Fiduciary portion – this portion contains only approved securities.
Merits of using convertible currency Valuable metals such as gold and silver are utilized in the economy.
This type of currency can be utilized for foreign trades. 
There is flexibility for encashment.
Demerits of using convertible currency
There is a fear of over issue of the currency by the authority.
This is not considered as secure as representative money.

Inconvertible money

  • Inconvertible currency cannot be converted into another currency or standard currency or which cannot be used to buy, sell or exchange it in the market. 
  • There are political and government restrictions imposed on this currency. 
  • The government or the regulatory authority can impose or label a currency as inconvertible to protect the investors from making bad investment and exchanging, buying or selling the stable currency. 
  • This currency cannot be converted or there are restrictions imposed on the foreign exchange market. It is also known as blocked currency.

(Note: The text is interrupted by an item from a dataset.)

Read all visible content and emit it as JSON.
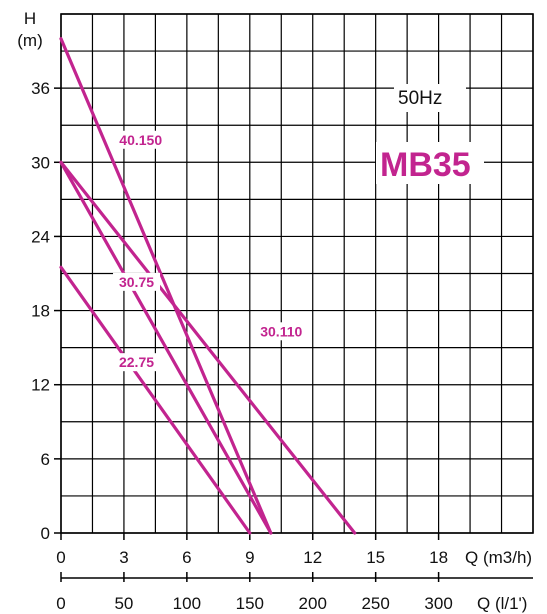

The features of this currency are

  • The government or the monetary authority does not maintain reserves in the form of gold and silver for holders of this type of money. 
  • The monetary authority does not guarantee to convert this type of money into coins or gold. 
  • There is a possibility for the government to back up this type of currency in the form of treasury bills, bonds or government securities. 
  • Such currency is issued only in limited quantity as there is no guarantee to convert into gold or coins or standard money.